Some Coney Island History

Damon Runyon

Fort Worth Star-Telegram/August 10, 1942

WHILE many amusement parks along the Eastern Seaboard are suffering from the gas rationing and other war restrictions, good old Coney Island seems to be booming. It happens to be the terminus of the greatest five-cent train ride in the world and is therefore troubled very little by the automobile rubber problem.

I used to be a terrific Coney Island fan, usually winding up there at Steeplechase Park to ride the roller coaster, which I formerly considered a great relaxation in time of mental stress. I would worry so much about escaping safely from the dipsy-doos that I would forget all my other troubles.

I have’ not been to Steeplechase Park in quite a spell but I judge from the reports that my friends the Tilyous are doing very nicely these days. The Tilyous own Steeplechase. The current Tilyous are Ed, Frank, and George Jr., sons of George C. Tilyou, who founded the amusement park over 50 years ago. He died some 28 years back and the boys have been carrying on the enterprise with considerable success since.

The mother of the Tilyou toys never had to ask her husband about how business was going in the old days. She could tell by the state of her home. The elder Tilyou used to strip his residence of chairs to supply emergency seating on big nights at Steeplechase. Now I am told George Jr gauges business on the number of children lost in the park.
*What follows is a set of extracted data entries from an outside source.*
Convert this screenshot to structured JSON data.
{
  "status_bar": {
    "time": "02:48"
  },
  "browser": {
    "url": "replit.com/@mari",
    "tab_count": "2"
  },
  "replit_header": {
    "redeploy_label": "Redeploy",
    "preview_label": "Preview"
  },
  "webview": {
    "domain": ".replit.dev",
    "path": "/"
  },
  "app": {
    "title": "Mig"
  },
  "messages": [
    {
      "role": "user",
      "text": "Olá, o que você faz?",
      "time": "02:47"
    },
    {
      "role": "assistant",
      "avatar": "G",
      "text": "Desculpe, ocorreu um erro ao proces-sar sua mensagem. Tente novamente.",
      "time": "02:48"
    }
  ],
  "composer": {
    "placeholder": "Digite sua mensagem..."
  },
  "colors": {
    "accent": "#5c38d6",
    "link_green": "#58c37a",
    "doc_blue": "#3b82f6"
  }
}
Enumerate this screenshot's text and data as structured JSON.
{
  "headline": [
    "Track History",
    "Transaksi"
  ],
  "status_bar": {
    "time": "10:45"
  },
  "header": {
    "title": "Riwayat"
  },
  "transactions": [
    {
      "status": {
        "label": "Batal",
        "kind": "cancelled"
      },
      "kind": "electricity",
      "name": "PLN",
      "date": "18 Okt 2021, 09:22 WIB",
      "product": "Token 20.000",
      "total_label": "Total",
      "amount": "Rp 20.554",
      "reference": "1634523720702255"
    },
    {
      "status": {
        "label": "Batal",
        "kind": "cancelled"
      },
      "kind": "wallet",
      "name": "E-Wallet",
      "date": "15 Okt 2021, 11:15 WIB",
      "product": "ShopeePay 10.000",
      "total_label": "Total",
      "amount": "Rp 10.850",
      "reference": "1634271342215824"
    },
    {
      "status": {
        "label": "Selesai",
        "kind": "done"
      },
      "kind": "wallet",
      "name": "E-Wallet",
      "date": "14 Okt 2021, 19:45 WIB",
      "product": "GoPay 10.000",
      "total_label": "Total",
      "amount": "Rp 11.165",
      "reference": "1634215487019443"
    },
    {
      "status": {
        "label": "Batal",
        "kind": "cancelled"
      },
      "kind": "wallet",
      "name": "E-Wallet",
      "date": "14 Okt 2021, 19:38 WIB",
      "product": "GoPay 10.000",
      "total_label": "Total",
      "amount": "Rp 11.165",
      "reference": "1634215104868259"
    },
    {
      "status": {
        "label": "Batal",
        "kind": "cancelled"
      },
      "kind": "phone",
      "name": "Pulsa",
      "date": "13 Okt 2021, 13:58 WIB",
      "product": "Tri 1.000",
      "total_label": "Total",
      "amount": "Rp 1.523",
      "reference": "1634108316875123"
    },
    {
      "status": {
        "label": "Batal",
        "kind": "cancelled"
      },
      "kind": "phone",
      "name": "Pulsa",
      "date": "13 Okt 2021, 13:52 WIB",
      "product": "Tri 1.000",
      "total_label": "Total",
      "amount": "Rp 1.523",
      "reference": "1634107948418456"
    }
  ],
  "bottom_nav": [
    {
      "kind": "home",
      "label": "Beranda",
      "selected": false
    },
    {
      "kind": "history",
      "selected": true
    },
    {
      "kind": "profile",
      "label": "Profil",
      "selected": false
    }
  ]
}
Naturally, the more people la Steeplechase, the more children. And of course the more children, the more strays from parental observation. When George Jr is informed of many lost kids he knows business is great without consulting the ledgers. It is a simpler method than any Doc Gallup ever devised.

The eldest of the Tilyou boys is Ed, who is 45. He directs the activities of Steeplechase. He has red hair and a red mustache and suggests Howard Lindsay in the character role of “Life With Father.” Ed, who is known around Steeplechase as “The Boss,” is prominent in Brooklyn politics He has an office but never uses it, usually conducting his affairs from a deck chair beside the swimming pool.

His hobby is collecting paintings. He used to make yearly trips abroad and come back with his trunks loaded with art treasures. Oliver St. John Gogarty, the Irish poet, is one of his best friends. George Tilyou, Jr., is the second oldest Tilyou and he too is important in the municipal life of Brooklyn. He is gas rationing commissioner of that borough.

Frank Tilyou, the youngest of the 3 boys, is 34 and his official position at the amusement park is treasurer. He is an aviation enthusiast and used to fly his own plane. He is also a camera bug and is always helping his publicity photographers get material. He originated the idea of photographing the little kids in what you might call their birthday suits cooling off beside the Steeplechase pool, which gets plenty of exploitation in the newspaper every season.

For 40 years, Levey’s Fife and Drum Corps has played “Yankee Doodle” at the park three times a day, and Frank Tilyou never tires of listening to that particular tune. His proudest boast is that Steeplechase and the rest of Coney Island outdrew the Worlds Fair by several million admissions, and the way things are going down there just now he can also probably brag that the island is playing to more people daily than any other enterprise of any kind in the United States.